For all my accomplishments in the world of running, running a marathon is not one of them. But I do have an incredible of amount of respect for all distances and know full well what marathon running entails.
Even though I may not have run a marathon, but I have many friends and massage clients who have. I am lucky to have been involved in marathon running on many different levels — I have trained with friends who have tackled the 26.2 mile distance for the first time and for the tenth time. I have had clients on the table who were exhausted from all the miles and just wanted race day to arrive.
Boston: The World’s Oldest Annual Marathon
Most people, runners and non-runners, know of the Boston Marathon. If a marathon is the measuring stick for running credibility, the Boston Marathon is the most credible of them all. Getting to the starting line takes more than putting in the miles – it requires a qualifying time, and many have to race at a top marathon as a stepping stone to Boston.
In 1990, I had just signed my contract with Nike, and was invited to watch Boston from the Nike store in Wellesley. As the runners approached where I stood, I started to cry. When Grete Waitz ran by me, I cried even harder. Watching the thousands of people running a marathon – doing the sport I love more than anything, and by which I defined myself for years – was overwhelming.

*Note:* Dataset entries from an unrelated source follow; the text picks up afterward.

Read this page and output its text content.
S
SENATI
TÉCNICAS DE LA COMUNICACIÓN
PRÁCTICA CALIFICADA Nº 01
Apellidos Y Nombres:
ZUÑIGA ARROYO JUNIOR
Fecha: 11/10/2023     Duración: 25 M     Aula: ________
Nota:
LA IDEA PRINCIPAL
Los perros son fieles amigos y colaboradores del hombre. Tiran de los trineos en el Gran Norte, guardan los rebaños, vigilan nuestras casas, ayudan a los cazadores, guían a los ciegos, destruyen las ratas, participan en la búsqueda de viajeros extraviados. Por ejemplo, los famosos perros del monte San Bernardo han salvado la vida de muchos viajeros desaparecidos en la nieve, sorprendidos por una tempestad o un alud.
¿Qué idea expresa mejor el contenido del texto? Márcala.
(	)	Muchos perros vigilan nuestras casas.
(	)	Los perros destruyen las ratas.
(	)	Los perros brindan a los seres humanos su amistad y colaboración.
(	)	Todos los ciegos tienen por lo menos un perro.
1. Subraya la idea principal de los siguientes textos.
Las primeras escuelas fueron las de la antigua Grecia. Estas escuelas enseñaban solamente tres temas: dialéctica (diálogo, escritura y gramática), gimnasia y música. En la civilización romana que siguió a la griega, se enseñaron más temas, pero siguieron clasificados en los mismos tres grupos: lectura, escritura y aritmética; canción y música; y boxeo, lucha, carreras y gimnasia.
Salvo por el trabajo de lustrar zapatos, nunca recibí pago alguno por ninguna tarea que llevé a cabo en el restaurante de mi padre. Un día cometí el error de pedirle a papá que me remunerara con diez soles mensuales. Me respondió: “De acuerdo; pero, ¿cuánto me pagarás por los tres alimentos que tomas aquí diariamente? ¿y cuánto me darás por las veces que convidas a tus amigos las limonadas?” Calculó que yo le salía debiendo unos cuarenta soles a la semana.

What to Eat When Prepping For Marathon Running
Running a marathon is so much more than most people can comprehend. It means more than just pushing your body 26.2 miles on race day – it means training your body for at least sixteen weeks or so as you prepare. It also means figuring out what to do during the race and the days leading up to maximize your performance and your experience.
According to Jim Fischer, marathoner himself as well as former track and field coach at the University of Delaware and personal coach to many marathoners, there are some guidelines to follow as you taper into race day. Fischer recommends eating solid meals in the three days leading up to the race. As runners taper, activity levels will be less than they have been, but do not restrict calories because of that; but also do not gorge on food in hopes that the extra calories will help at the end of the race. If anything, the extra food will be upsetting to the digestive system.
Avoid meals high in fiber, hydrate well, and eat your favorite meal the night before the race. Do not eat too late, especially if the marathon is early in the morning. Wake up in time to eat a light breakfast of digestable carb-laden foods, preferably 3-4 hours before start time.
Finally, and probably most importantly, make sure you have a nutrition plan for during the race. Most successful marathoners use gels, Gu’s, jelly beans, special drinks, etc… at definite points during the marathon. Don’t rely solely on the provided water stops to get you through.
Prepare to feel sore for at least a week following the marathon. Some studies have been done on runners to see if there are any ill effects from covering a distance of over twenty miles, and although there is some inflammation of not only muscles, but also of some of the internal organs, this inflammation proves to be temporary and the body is back to normal within a few days.
Running a marathon is a huge accomplishment, especially when taking into consideration the training that is involved in getting to the starting line. As I said, I may have never run one, and I may never will, but I have a tremendous amount of respect for those who have and who do!